The EU's proposed AIFM Directive lacks clarity and potentially creates more problems than it solves. Bas Kundu reports
On 30 April the European Union published a draft directive on Alternative Investment Fund Managers (AIFMs).
As it stands, the directive will catch managers of hedge funds, private equity funds, commodity funds and other types of institutional funds, but also: real estate funds, REITs, listed investment trusts and other forms of collective investment vehicle that have previously been outside the scope of financial services regulation.
The directive could radically reshape the alternative asset management industry in some EU countries, potentially requiring changes to managers' business models and significantly increasing the regulatory burdens on the funds themselves. The directive also poses serious questions on the accessibility of the EU's markets to non-EU alternative fund managers and how EU-based managers with funds or connections outside the EU are going to be able to continue to operate.

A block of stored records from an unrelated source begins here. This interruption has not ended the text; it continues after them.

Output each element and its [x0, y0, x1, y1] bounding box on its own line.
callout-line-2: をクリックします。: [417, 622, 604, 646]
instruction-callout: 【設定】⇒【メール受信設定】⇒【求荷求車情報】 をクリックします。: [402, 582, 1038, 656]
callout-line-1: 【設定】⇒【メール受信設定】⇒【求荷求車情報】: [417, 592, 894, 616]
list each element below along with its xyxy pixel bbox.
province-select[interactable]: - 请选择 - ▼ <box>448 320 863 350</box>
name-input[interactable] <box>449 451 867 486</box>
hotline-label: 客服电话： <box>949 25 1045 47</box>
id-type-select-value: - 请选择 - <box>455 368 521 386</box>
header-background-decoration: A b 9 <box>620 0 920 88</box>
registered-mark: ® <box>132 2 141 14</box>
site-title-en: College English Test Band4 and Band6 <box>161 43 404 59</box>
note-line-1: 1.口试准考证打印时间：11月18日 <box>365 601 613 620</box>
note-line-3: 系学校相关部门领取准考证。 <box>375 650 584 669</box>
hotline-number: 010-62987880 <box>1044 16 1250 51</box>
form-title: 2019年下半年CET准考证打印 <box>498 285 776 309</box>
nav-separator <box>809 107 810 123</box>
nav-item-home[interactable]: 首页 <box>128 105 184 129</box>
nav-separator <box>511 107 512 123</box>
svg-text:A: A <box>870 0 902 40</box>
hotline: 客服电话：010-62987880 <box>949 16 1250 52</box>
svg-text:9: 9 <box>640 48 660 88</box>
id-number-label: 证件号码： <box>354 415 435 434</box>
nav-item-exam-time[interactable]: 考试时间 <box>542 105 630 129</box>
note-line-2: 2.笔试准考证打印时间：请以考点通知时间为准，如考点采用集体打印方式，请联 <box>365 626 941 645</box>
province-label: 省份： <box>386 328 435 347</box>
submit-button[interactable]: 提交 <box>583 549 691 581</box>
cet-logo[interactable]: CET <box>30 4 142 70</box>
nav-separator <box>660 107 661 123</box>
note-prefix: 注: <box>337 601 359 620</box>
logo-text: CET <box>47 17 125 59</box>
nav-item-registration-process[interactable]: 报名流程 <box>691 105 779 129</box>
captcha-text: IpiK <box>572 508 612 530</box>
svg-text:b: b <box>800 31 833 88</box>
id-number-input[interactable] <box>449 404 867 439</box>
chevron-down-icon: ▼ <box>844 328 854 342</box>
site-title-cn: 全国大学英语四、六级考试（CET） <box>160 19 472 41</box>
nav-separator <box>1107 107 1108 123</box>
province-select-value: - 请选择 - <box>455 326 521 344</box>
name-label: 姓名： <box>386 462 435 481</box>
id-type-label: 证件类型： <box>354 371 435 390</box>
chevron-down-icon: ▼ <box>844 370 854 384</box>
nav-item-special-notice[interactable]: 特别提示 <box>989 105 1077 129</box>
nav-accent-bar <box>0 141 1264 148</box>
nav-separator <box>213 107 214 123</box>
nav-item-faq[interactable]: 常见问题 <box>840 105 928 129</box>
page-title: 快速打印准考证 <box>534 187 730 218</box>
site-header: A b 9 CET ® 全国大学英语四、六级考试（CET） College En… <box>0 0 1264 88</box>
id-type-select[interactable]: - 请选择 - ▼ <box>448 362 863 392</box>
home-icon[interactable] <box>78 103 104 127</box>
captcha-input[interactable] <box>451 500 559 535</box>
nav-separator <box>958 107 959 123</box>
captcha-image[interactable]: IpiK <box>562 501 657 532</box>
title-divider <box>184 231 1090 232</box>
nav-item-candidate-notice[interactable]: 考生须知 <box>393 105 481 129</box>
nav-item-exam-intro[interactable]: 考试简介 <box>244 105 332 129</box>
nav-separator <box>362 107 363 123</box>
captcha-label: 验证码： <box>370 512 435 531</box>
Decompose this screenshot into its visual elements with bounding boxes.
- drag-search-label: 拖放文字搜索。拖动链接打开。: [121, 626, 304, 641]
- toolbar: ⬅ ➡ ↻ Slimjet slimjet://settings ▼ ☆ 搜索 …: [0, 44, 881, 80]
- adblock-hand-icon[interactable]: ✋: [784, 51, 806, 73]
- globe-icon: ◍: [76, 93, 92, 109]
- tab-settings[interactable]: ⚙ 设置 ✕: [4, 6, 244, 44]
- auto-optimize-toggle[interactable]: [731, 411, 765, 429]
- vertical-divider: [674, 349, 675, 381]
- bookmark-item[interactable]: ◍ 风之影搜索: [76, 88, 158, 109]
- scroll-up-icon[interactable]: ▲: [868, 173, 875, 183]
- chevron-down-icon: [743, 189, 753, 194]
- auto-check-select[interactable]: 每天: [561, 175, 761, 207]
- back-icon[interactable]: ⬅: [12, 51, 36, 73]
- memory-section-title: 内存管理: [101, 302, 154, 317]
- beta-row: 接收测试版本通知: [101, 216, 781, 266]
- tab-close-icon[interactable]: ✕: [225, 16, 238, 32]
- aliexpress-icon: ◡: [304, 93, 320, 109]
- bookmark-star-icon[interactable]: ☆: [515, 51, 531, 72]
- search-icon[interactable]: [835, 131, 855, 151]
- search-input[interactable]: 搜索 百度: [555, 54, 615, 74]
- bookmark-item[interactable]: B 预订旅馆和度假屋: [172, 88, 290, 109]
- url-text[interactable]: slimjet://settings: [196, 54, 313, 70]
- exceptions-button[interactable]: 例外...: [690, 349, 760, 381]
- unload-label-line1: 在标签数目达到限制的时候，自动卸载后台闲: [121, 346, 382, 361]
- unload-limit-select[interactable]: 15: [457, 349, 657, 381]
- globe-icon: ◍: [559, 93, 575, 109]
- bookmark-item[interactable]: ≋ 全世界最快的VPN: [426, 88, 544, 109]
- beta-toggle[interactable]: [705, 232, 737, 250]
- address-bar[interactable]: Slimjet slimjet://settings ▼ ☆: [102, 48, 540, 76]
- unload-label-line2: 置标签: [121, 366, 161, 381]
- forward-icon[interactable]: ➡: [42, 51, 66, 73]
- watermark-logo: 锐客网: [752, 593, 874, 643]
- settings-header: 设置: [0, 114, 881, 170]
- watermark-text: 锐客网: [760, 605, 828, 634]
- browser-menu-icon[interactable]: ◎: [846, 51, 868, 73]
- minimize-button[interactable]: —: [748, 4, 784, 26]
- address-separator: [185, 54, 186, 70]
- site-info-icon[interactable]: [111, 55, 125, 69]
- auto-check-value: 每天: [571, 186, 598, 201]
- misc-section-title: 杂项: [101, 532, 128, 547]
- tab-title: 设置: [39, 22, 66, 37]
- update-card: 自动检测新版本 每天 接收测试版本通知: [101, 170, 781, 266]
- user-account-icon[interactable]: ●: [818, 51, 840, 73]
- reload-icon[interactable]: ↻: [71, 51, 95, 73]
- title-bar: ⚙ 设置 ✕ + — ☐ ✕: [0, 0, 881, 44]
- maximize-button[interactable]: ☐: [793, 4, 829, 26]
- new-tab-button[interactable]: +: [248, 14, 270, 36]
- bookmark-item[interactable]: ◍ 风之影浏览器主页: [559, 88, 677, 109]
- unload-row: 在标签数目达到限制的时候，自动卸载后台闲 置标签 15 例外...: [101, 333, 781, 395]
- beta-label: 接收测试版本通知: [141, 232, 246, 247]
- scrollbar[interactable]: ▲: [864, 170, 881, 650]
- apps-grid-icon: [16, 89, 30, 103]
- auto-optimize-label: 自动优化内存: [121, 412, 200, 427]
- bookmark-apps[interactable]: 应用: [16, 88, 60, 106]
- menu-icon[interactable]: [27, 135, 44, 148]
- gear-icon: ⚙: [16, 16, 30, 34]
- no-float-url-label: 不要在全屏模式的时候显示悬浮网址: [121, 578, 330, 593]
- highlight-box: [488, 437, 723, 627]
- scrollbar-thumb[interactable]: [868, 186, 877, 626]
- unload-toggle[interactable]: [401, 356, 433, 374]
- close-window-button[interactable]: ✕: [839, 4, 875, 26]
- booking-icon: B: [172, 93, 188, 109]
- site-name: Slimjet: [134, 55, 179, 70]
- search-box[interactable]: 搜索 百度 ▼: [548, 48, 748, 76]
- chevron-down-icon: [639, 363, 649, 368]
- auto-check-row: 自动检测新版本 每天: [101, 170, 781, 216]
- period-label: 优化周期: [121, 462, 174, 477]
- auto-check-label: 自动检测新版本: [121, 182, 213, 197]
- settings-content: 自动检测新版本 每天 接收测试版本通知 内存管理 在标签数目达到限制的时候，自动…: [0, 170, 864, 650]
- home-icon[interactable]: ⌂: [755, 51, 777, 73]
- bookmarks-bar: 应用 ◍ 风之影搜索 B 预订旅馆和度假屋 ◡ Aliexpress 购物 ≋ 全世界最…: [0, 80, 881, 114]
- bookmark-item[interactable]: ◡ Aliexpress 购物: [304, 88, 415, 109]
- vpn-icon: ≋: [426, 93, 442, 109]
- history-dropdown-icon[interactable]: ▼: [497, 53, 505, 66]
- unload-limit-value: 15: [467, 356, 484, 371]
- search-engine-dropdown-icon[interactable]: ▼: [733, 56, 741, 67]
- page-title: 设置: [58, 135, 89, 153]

In its current form, the directive will impose a comprehensive regulatory regime on the managers of all collective investment vehicles which are not qualifying UCITs, whether open-ended or closed-ended and whether listed or not, subject to a few exclusions. This could significantly increase costs for real estate fund managers.
It appears that AIFMs which are divisions of EU banks or insurers, authorised pension fund managers or various categories of sovereign wealth funds may be excluded from the scope of the directive, potentially putting them at a competitive advantage.
The directive will apply to all AIFMs with AUM over €100m. In the current drafting it is unclear if this is net or gross assets but it does include assets "acquired through the use of leverage". This limit is cumulative - that is, it applies to the total of all funds managed by the AIFM and is not on a per fund basis.
All AIFMs caught by the directive will need to be regulated by their ‘home state' financial regulator. The authorisation process will require submission of detailed information to the regulator about managers and controllers, about the funds to be managed (strategies and constitution), the countries where the funds are to be sold and details of the custodians, valuers and other third parties to whom material functions are delegated.
All AIFMs that become regulated will need to meet the following requirements (among others):
Currently the real estate fund regulatory regime around Europe is broadly divided between relatively lightly regulated partnership regimes (for example, the UK) and more heavily regulated regimes, such as Germany, Luxembourg and France. The new regime will result in all AIFMs being heavily regulated with significant increased costs;
The directive could accelerate a consolidation in the European fund management industry, with the burden of regulation making the cost/benefits of managing smaller funds uneconomic;
There does not appear to be a level playing field, with managers owned by sovereign wealth funds, EU registered banks, pension funds and insurance companies potentially enjoying a carve-out from the directive that could give them an advantage over other real estate fund managers.
All AIFMs will be required to disclose to their regulators details (yet to be specified) of the principal markets and investments in which they trade (including details of their principal exposures and concentrations) and details of their leverage through quarterly reporting. The directive contains unusual provisions specifying that the Commission (rather than a home state regulator) can impose caps on the amount of leverage an AIFM can employ in a fund. The home member state of an AIFM can impose additional limits on leverage, in exceptional circumstances if required to maintain financial system stability.
All AIFMs will be required to produce detailed information for prospective investors and, to the extent they use leverage on a systematic basis, detailed information on that usage on a quarterly basis.
Participations in alternatives funds managed by AIFMs which are authorised may be sold only to professional investors (as defined in the EU's Markets in Financial Instruments Directive). Initially such funds may be marketed to investors in the AIFM's home member state but may, subject to complying with passporting requirements, be sold to investors in other member states.
Although the directive establishes clear procedures for marketing funds domiciled in the EU, the ability of an AIFM to market funds that are domiciled outside the EU (for example, in Jersey or Cayman) will be subject to detailed restrictions, including a requirement that the relevant authorities in the fund's jurisdiction have signed an agreement to share tax information that complies fully with the OECD standards with the jurisdiction into which the fund is to be marketed. This passport will not be available for three years, and prior to this, non-EU domiciled funds may only be marketed into those EU states where they can currently be sold under domestic law. In addition there are stringent conditions applying to AIFMs established outside the EU.
There are several ways in which the Directive could affect the real estate industry:
The EU Commission said that it expects the Directive to be the subject of intense discussion and negotiation. It is to be hoped this discussion includes suggestions for considerable simplification and clarification.
If political approval on the Commission's proposals is reached by the end of 2009, the AIFM Directive could come into force in 2011. Given its proposed reach, businesses that are likely to be affected need to assess the potential impact of the Directive immediately, so that they can seek to influence the shape of the final Directive and its regulations and start planning for the changes it will require.